Salvar o rebanho era a sua principal função. "O fato de existir um pastor implica que, para todo indivíduo, existe a obrigação de obter a salvação" (FOUCAULT, 2008, p.68). O poder pastoral, portanto, refere-se a uma análise da consciência. A salvação do rebanho logo se transformou na da alma. O pastorado também está relacionado com a lei, neste caso, divina, pela qual só poderia alcançar a salvação quem a seguisse sem questionar. Com isso, adentra-se na quarta característica que é a do responsável por zelá-lo, constituído a partir da imagem central do pastor. Como figura basilar deste tipo de poder, a ele foi concebida atividades específicas, tais como reunir, proteger e guiar. Com isso, ele e o seu povo passam a ter dupla dependência, na qual um depende da existência do outro (DEAN, 1999; CASTRO, 2009).

A quinta e última característica é quanto à missão do pastor, que é paradoxal, pois ao mesmo tempo em que ele tem o dever de olhar para todas as suas ovelhas, não pode descuidar de nenhuma em particular. O seu poder totalizante se transfere para o individual, no qual o saber se torna o elemento-chave deste tipo de governo.
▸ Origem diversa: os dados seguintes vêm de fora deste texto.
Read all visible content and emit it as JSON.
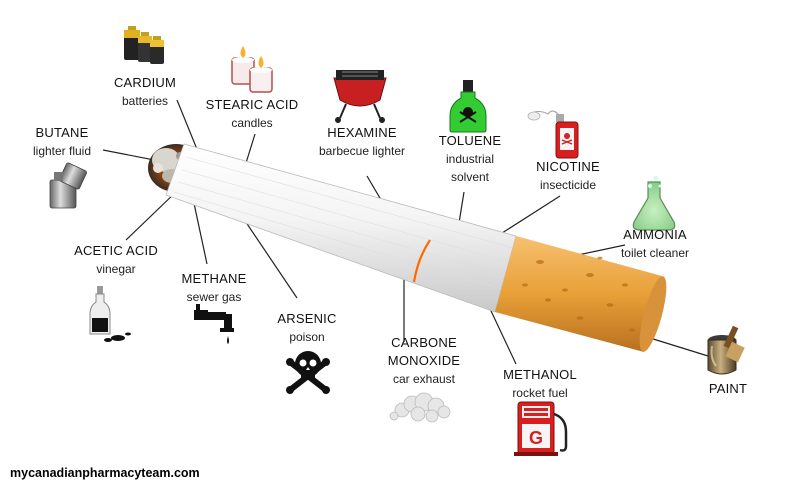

Com base nestas características, o poder pastoral passou a formar um importante tipo de governo na antiguidade, que se expandiu por toda a Europa graças ao crescimento do cristianismo como instituição de poder e controle social.

Este tipo de governo obteve seu auge no período medieval, por meio da Igreja Católica. Durante quinze séculos o mesmo se deslocou, alterando-se por meio de novas

instituições e formas de poder. O controle exercido pela Igreja cristã cuidava essencialmente do governo das almas dos indivíduos, exercendo-o, entrando no âmago da principal instituição, a família. O poder pastoral cristão, contudo, apresenta duas características diferentes do anterior, mais livre das amarras da burocracia e das instituições (FOUCAULT, MICHEL, 1995).

A primeira novidade reside na vigilância minuciosa e ininterrupta sobre as ovelhas/povo, em que este poder teria como intuito ensiná-las e doutriná-las, conduzindo-as em direção da conduta integral. Por meio desta vigilância, este tipo de poder teria o saber/conhecimento sobre o comportamento das pessoas. É difícil não notar a semelhança entre o poder pastoral e o poder disciplinar exercido pelas instituições modernas e pós- modernas.

A segunda diferença está no uso da consciência como forma prática de controlar os cristãos, de modo que o olhar do outro o manteria sempre em estado de alerta e vigília, sendo instaurada a obediência individual, absoluta e permanente. Apesar de toda essa influência, foi com a Contra-reforma que este ganhou intensidade. Desta maneira, houve a busca por uma influência individual ainda maior, no que Foucault (1995) argumenta ser uma forma ostensiva e obrigatória de agir e pensar, influenciando diretamente na formação das subjetividades dos indivíduos, passando a ser reconhecida como uma técnica de governo.

O pastorado foi a primeira grande forma de governar do mundo antigo. Com influência em todo o continente Europeu, se apresentou como uma nova forma de controlar e vigiar os fluxos sociais. Todavia, o mundo estava mudando rapidamente e este sistema de governo não condizia mais com a realidade. Apesar de relevante, estava sendo substituído. Com o surgimento do Estado Moderno e suas práticas racionais de governar – por meio de controles estatísticos, policiais e fiscalização –, se fazia necessário bem mais do que o conhecimento sobre os indivíduos. O poder deixava gradativamente as mãos dos pastores. Esse movimento ficou conhecido por Foucault (2008) como a arte de governar.